Virtually Connecting at QUB ePatient Conference (#qubept)

By | September 17, 2015

After all the excited from the ALTC Conference in Manchester, I flew back to Belfast to attend a conference on ePatient – The medical, ethical and legal repercussions of blogging and micro-blogging experiences of illness and disease (#qubept). It was a small conference of about 30 attendees. You would not have known how small it was by the very active twitter backchannel – which Marie Ennis O’Connor has storified here: Day 1 Storify, Day 2 Storify.

For Virtually Connecting, this conference represented our first experience outside of Educational Technology. Personally, I think the area of patient engagement is one that could benefit a lot from this type of short but powerful conversation. We did two hangouts, one at the beginning of the conference and another at the end.

Wondering what ePatients are? Watch the first video and learn a bit about what the conference was all about. The discussion included mentions about the need for improved digital literacy skills, which is something I try to address in my ShouldIBlog.org free course (which was mentioned a few times during the conference).

In the hangout, AnneMarie Cunningham mentions Liz O’riordan’s blog: Breast Surgeon with Breast Cancer.

The pre-conference hangout stars:

Onsite: Rebecca Hogue, AnneMarie Cunningham, and Steven Wilson
Online: Autumm Caines, Kate Bowles, Marie Ennis O’Connor, and Terri Coutee

In the post-conference hangout we talked about the idea of needing to make a change from Patient-centered care to Patient networked care – and idea that was brought up during the second keynote by Julie Kennedy. In the after show (after the onsite folks left) Stacey Tinianov highlights the gap in patient voices, specifically those who are not digitally connected.

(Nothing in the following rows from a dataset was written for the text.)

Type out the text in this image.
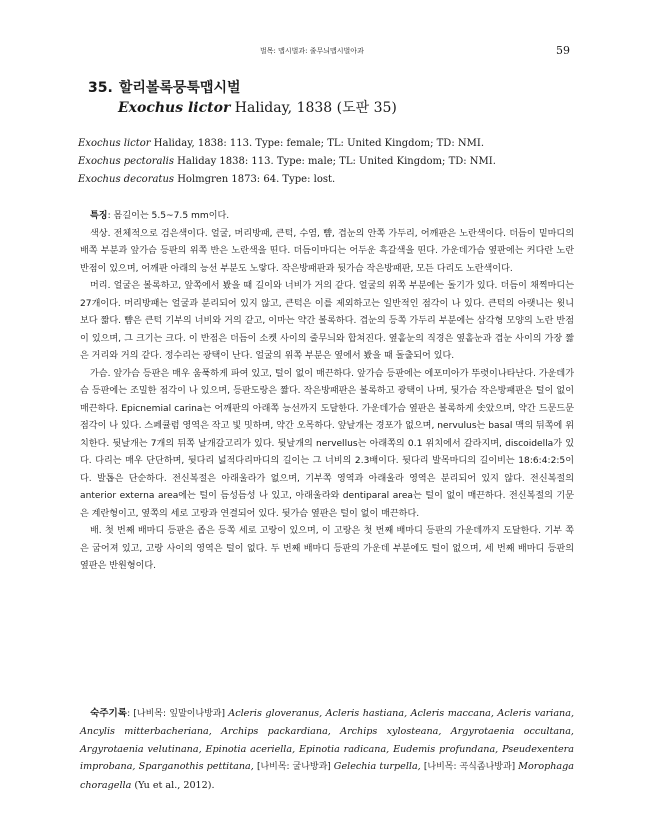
벌목: 맵시벌과: 줄무늬맵시벌아과	59
35. 할리볼록뭉툭맵시벌
Exochus lictor Haliday, 1838 (도판 35)
Exochus lictor Haliday, 1838: 113. Type: female; TL: United Kingdom; TD: NMI.
Exochus pectoralis Haliday 1838: 113. Type: male; TL: United Kingdom; TD: NMI.
Exochus decoratus Holmgren 1873: 64. Type: lost.

특징: 몸길이는 5.5~7.5 mm이다.

색상. 전체적으로 검은색이다. 얼굴, 머리방패, 큰턱, 수염, 뺨, 겹눈의 안쪽 가두리, 어깨판은 노란색이다. 더듬이 밑마디의 배쪽 부분과 앞가슴 등판의 위쪽 반은 노란색을 띤다. 더듬이마디는 어두운 흑갈색을 띤다. 가운데가슴 옆판에는 커다란 노란 반점이 있으며, 어깨판 아래의 능선 부분도 노랗다. 작은방패판과 뒷가슴 작은방패판, 모든 다리도 노란색이다.

머리. 얼굴은 볼록하고, 앞쪽에서 봤을 때 길이와 너비가 거의 같다. 얼굴의 위쪽 부분에는 돌기가 있다. 더듬이 채찍마디는 27개이다. 머리방패는 얼굴과 분리되어 있지 않고, 큰턱은 이를 제외하고는 일반적인 점각이 나 있다. 큰턱의 아랫니는 윗니보다 짧다. 뺨은 큰턱 기부의 너비와 거의 같고, 이마는 약간 볼록하다. 겹눈의 등쪽 가두리 부분에는 삼각형 모양의 노란 반점이 있으며, 그 크기는 크다. 이 반점은 더듬이 소켓 사이의 줄무늬와 합쳐진다. 옆홑눈의 직경은 옆홑눈과 겹눈 사이의 가장 짧은 거리와 거의 같다. 정수리는 광택이 난다. 얼굴의 위쪽 부분은 옆에서 봤을 때 돌출되어 있다.

가슴. 앞가슴 등판은 매우 움푹하게 파여 있고, 털이 없이 매끈하다. 앞가슴 등판에는 에포미아가 뚜렷이나타난다. 가운데가슴 등판에는 조밀한 점각이 나 있으며, 등판도랑은 짧다. 작은방패판은 볼록하고 광택이 나며, 뒷가슴 작은방패판은 털이 없이 매끈하다. Epicnemial carina는 어깨판의 아래쪽 능선까지 도달한다. 가운데가슴 옆판은 볼록하게 솟았으며, 약간 드문드문 점각이 나 있다. 스페큘럼 영역은 작고 빛 밋하며, 약간 오목하다. 앞날개는 경포가 없으며, nervulus는 basal 맥의 뒤쪽에 위치한다. 뒷날개는 7개의 뒤쪽 날개갈고리가 있다. 뒷날개의 nervellus는 아래쪽의 0.1 위치에서 갈라지며, discoidella가 있다. 다리는 매우 단단하며, 뒷다리 넓적다리마디의 길이는 그 너비의 2.3배이다. 뒷다리 발목마디의 길이비는 18:6:4:2:5이다. 발톱은 단순하다. 전신복절은 아래울라가 없으며, 기부쪽 영역과 아래울라 영역은 분리되어 있지 않다. 전신복절의 anterior externa area에는 털이 듬성듬성 나 있고, 아래울라와 dentiparal area는 털이 없이 매끈하다. 전신복절의 기문은 계란형이고, 옆쪽의 세로 고랑과 연결되어 있다. 뒷가슴 옆판은 털이 없이 매끈하다.

배. 첫 번째 배마디 등판은 좁은 등쪽 세로 고랑이 있으며, 이 고랑은 첫 번째 배마디 등판의 가운데까지 도달한다. 기부 쪽은 굽어져 있고, 고랑 사이의 영역은 털이 없다. 두 번째 배마디 등판의 가운데 부분에도 털이 없으며, 세 번째 배마디 등판의 옆판은 반원형이다.

숙주기록: [나비목: 잎말이나방과] Acleris gloveranus, Acleris hastiana, Acleris maccana, Acleris variana, Ancylis mitterbacheriana, Archips packardiana, Archips xylosteana, Argyrotaenia occultana, Argyrotaenia velutinana, Epinotia aceriella, Epinotia radicana, Eudemis profundana, Pseudexentera improbana, Sparganothis pettitana, [나비목: 굴나방과] Gelechia turpella, [나비목: 곡식좀나방과] Morophaga choragella (Yu et al., 2012).
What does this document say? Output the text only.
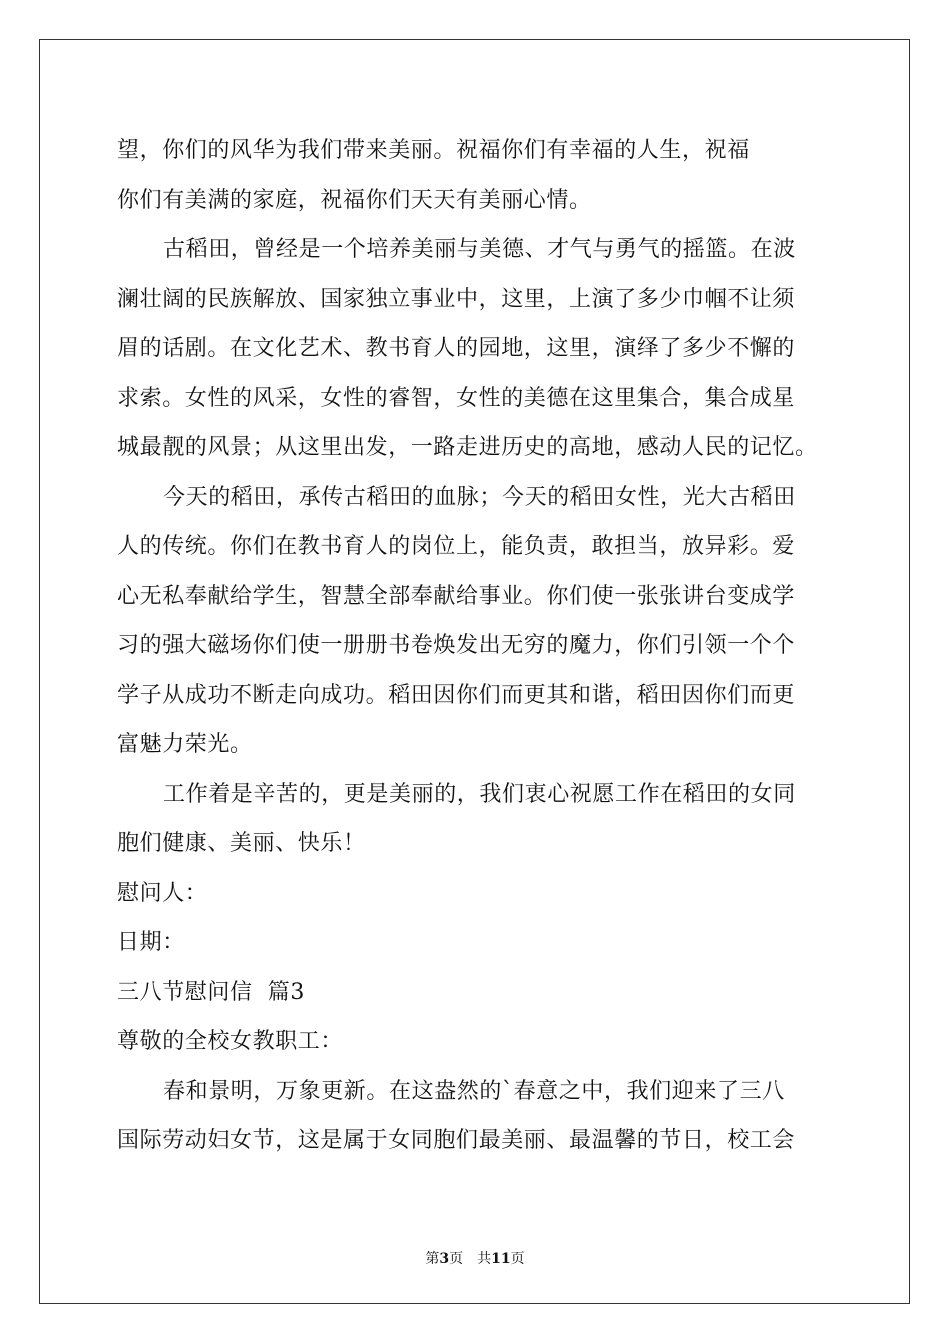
望，你们的风华为我们带来美丽。祝福你们有幸福的人生，祝福
你们有美满的家庭，祝福你们天天有美丽心情。
古稻田，曾经是一个培养美丽与美德、才气与勇气的摇篮。在波
澜壮阔的民族解放、国家独立事业中，这里，上演了多少巾帼不让须
眉的话剧。在文化艺术、教书育人的园地，这里，演绎了多少不懈的
求索。女性的风采，女性的睿智，女性的美德在这里集合，集合成星
城最靓的风景；从这里出发，一路走进历史的高地，感动人民的记忆。
今天的稻田，承传古稻田的血脉；今天的稻田女性，光大古稻田
人的传统。你们在教书育人的岗位上，能负责，敢担当，放异彩。爱
心无私奉献给学生，智慧全部奉献给事业。你们使一张张讲台变成学
习的强大磁场你们使一册册书卷焕发出无穷的魔力，你们引领一个个
学子从成功不断走向成功。稻田因你们而更其和谐，稻田因你们而更
富魅力荣光。
工作着是辛苦的，更是美丽的，我们衷心祝愿工作在稻田的女同
胞们健康、美丽、快乐！
慰问人：
日期：
三八节慰问信  篇3
尊敬的全校女教职工：
春和景明，万象更新。在这盎然的`春意之中，我们迎来了三八
国际劳动妇女节，这是属于女同胞们最美丽、最温馨的节日，校工会
第3页 共11页
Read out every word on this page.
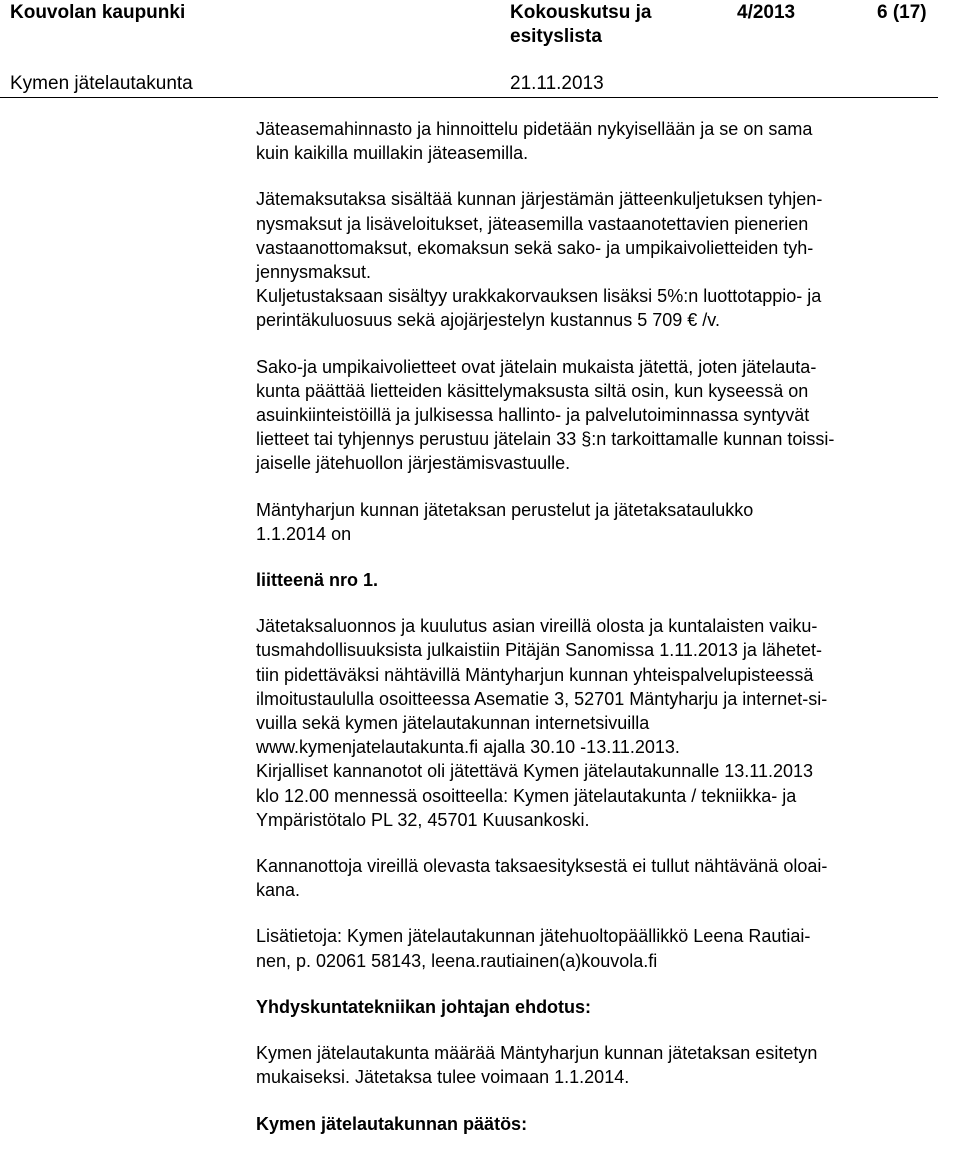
Kouvolan kaupunki	Kokouskutsu ja
esityslista
4/2013	6 (17)
Kymen jätelautakunta	21.11.2013

Jäteasemahinnasto ja hinnoittelu pidetään nykyisellään ja se on sama
kuin kaikilla muillakin jäteasemilla.

Jätemaksutaksa sisältää kunnan järjestämän jätteenkuljetuksen tyhjen-
nysmaksut ja lisäveloitukset, jäteasemilla vastaanotettavien pienerien
vastaanottomaksut, ekomaksun sekä sako- ja umpikaivolietteiden tyh-
jennysmaksut.

Kuljetustaksaan sisältyy urakkakorvauksen lisäksi 5%:n luottotappio- ja
perintäkuluosuus sekä ajojärjestelyn kustannus 5 709 € /v.

Sako-ja umpikaivolietteet ovat jätelain mukaista jätettä, joten jätelauta-
kunta päättää lietteiden käsittelymaksusta siltä osin, kun kyseessä on
asuinkiinteistöillä ja julkisessa hallinto- ja palvelutoiminnassa syntyvät
lietteet tai tyhjennys perustuu jätelain 33 §:n tarkoittamalle kunnan toissi-
jaiselle jätehuollon järjestämisvastuulle.

Mäntyharjun kunnan jätetaksan perustelut ja jätetaksataulukko
1.1.2014 on

liitteenä nro 1.

Jätetaksaluonnos ja kuulutus asian vireillä olosta ja kuntalaisten vaiku-
tusmahdollisuuksista julkaistiin Pitäjän Sanomissa 1.11.2013 ja lähetet-
tiin pidettäväksi nähtävillä Mäntyharjun kunnan yhteispalvelupisteessä
ilmoitustaululla osoitteessa Asematie 3, 52701 Mäntyharju ja internet-si-
vuilla sekä kymen jätelautakunnan internetsivuilla
www.kymenjatelautakunta.fi ajalla 30.10 -13.11.2013.

Kirjalliset kannanotot oli jätettävä Kymen jätelautakunnalle 13.11.2013
klo 12.00 mennessä osoitteella: Kymen jätelautakunta / tekniikka- ja
Ympäristötalo PL 32, 45701 Kuusankoski.

Kannanottoja vireillä olevasta taksaesityksestä ei tullut nähtävänä oloai-
kana.

Lisätietoja: Kymen jätelautakunnan jätehuoltopäällikkö Leena Rautiai-
nen, p. 02061 58143, leena.rautiainen(a)kouvola.fi

Yhdyskuntatekniikan johtajan ehdotus:

Kymen jätelautakunta määrää Mäntyharjun kunnan jätetaksan esitetyn
mukaiseksi. Jätetaksa tulee voimaan 1.1.2014.

Kymen jätelautakunnan päätös:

Watch the post conference hangout, starring:

Online: Suzan Koseoglu, Marie Ennis O’Connor, Stacey Tinianov, Alene Nitzky, and Annette McKinnon
Onsite:Rebecca Hogue, Cathy Ure, and AnneMarie Cunningham

What this experience has taught us is that Virtually Connecting has value outside of Educational Technology conferences. It has also help to point out a need within the ePatient community to help foster connections between ePatients. It also has highlighted the desire to connect patients to clinicians (e.g. physicians, nurses, etc).